Even if gas customers save money if the VAT on that fuel falls, this does not count as income. The national accounts record this reduction as “subsidies to companies”.

>> Read also: The Advisory Council should hold up a mirror to politics – instead of compensating for the side effects

This ensures an effect on the consumer price index and the inflation rate is shown to be lower. Solely “the one-off relief for pipe-bound natural gas deliveries to end consumers” is now “other income” within the meaning of the tax law.

The result: in the future, two taxpayers with previously the same taxable income will be considered to have different levels of performance. This applies if one pays 4500 euros less than the market price for his new e-car due to the state subsidy, while the state takes the same amount from the gas bill for the other. It is difficult to imagine that such unequal tax treatment of state aid would stand up to scrutiny by the Federal Constitutional Court.

It is possible that Federal Finance Minister Christian Lindner (FDP) or his successor will have to return the expected income of 850 million euros to the taxpayers at some point. In addition to the not inconsiderable collection costs, the tax authorities are therefore threatened with high follow-up costs for objection processing and legal disputes as well as possibly the reimbursement of the assessed tax revenue, plus interest.

The author

Prof. Bert Rürup is President of the Handelsblatt Research Institute (HRI) and Chief Economist of the Handelsblatt. For many years he was a member and chairman of the German Council of Economic Experts and an adviser to several federal and foreign governments. You can find out more about the work of Professor Rürup and his team at research.handelsblatt.com.

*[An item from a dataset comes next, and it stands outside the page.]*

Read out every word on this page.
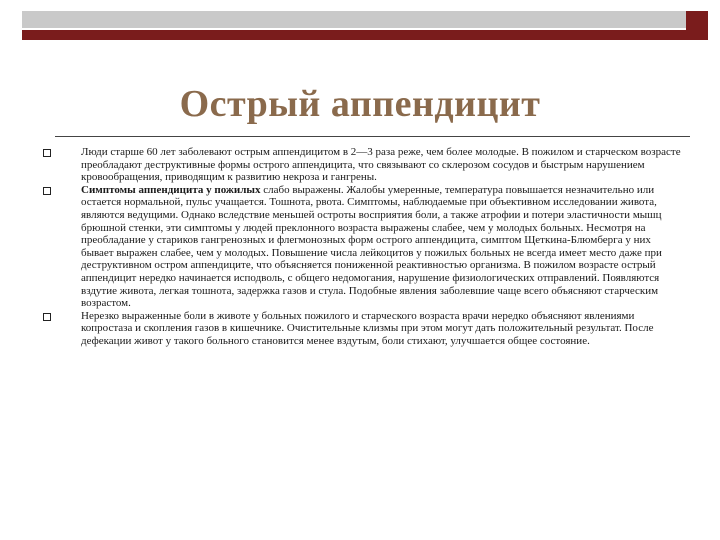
Острый аппендицит
Люди старше 60 лет заболевают острым аппендицитом в 2—3 раза реже, чем более молодые. В пожилом и старческом возрасте преобладают деструктивные формы острого аппендицита, что связывают со склерозом сосудов и быстрым нарушением кровообращения, приводящим к развитию некроза и гангрены.
Симптомы аппендицита у пожилых слабо выражены. Жалобы умеренные, температура повышается незначительно или остается нормальной, пульс учащается. Тошнота, рвота. Симптомы, наблюдаемые при объективном исследовании живота, являются ведущими. Однако вследствие меньшей остроты восприятия боли, а также атрофии и потери эластичности мышц брюшной стенки, эти симптомы у людей преклонного возраста выражены слабее, чем у молодых больных. Несмотря на преобладание у стариков гангренозных и флегмонозных форм острого аппендицита, симптом Щеткина-Блюмберга у них бывает выражен слабее, чем у молодых. Повышение числа лейкоцитов у пожилых больных не всегда имеет место даже при деструктивном остром аппендиците, что объясняется пониженной реактивностью организма. В пожилом возрасте острый аппендицит нередко начинается исподволь, с общего недомогания, нарушение физиологических отправлений. Появляются вздутие живота, легкая тошнота, задержка газов и стула. Подобные явления заболевшие чаще всего объясняют старческим возрастом.
Нерезко выраженные боли в животе у больных пожилого и старческого возраста врачи нередко объясняют явлениями копростаза и скопления газов в кишечнике. Очистительные клизмы при этом могут дать положительный результат. После дефекации живот у такого больного становится менее вздутым, боли стихают, улучшается общее состояние.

And this is how it came about: For understandable reasons, the federal government granted citizens billions in discounts during the current energy price crisis. The Ifo Institute estimates the total aid from the three aid packages that have been decided so far with their large number of individual measures at 135 billion euros. In addition, there is a relief of around 56 billion euros due to the gas and electricity price brake. This corresponds to almost 2300 euros per inhabitant.

Tax justice is left behind

However, the abundance of uncoordinated individual measures means that it is hardly comprehensible which population group is relieved to what extent and which may even benefit from the crisis and the political responses to it. The opaqueness of the interaction of the aid gives rise to a vague feeling of injustice among some politicians and not a few citizens, because supposedly wrong groups of people, i.e. the wealthy, are also favored. This prompts reflex demands for higher burdens for high earners.

>> Read also: Comment – ​​How the 2023 inheritance tax looks like a secret tax hike

However, because there is no majority for open tax increases within the government or in the Bundestag and Bundesrat, recognized and proven tax principles are being distorted in order to achieve the political goal – at least in appearance. This – to put it in a balanced way – pragmatism in terms of tax policy has meanwhile even found a supporter in the Advisory Council.

Tax justice falls by the wayside. Consistency takes the place of arbitrariness.

Instead of deciding on targeted direct aid for those in need, the traffic light government is trying to compensate for undesirable distribution effects with the help of special tax rules. Intervention spirals occur in order to meet resistance from interest groups.

But a bad law doesn’t get better by enacting a new tax law to correct unwanted side effects. On the contrary, a failed law often turns into two bad laws in this way.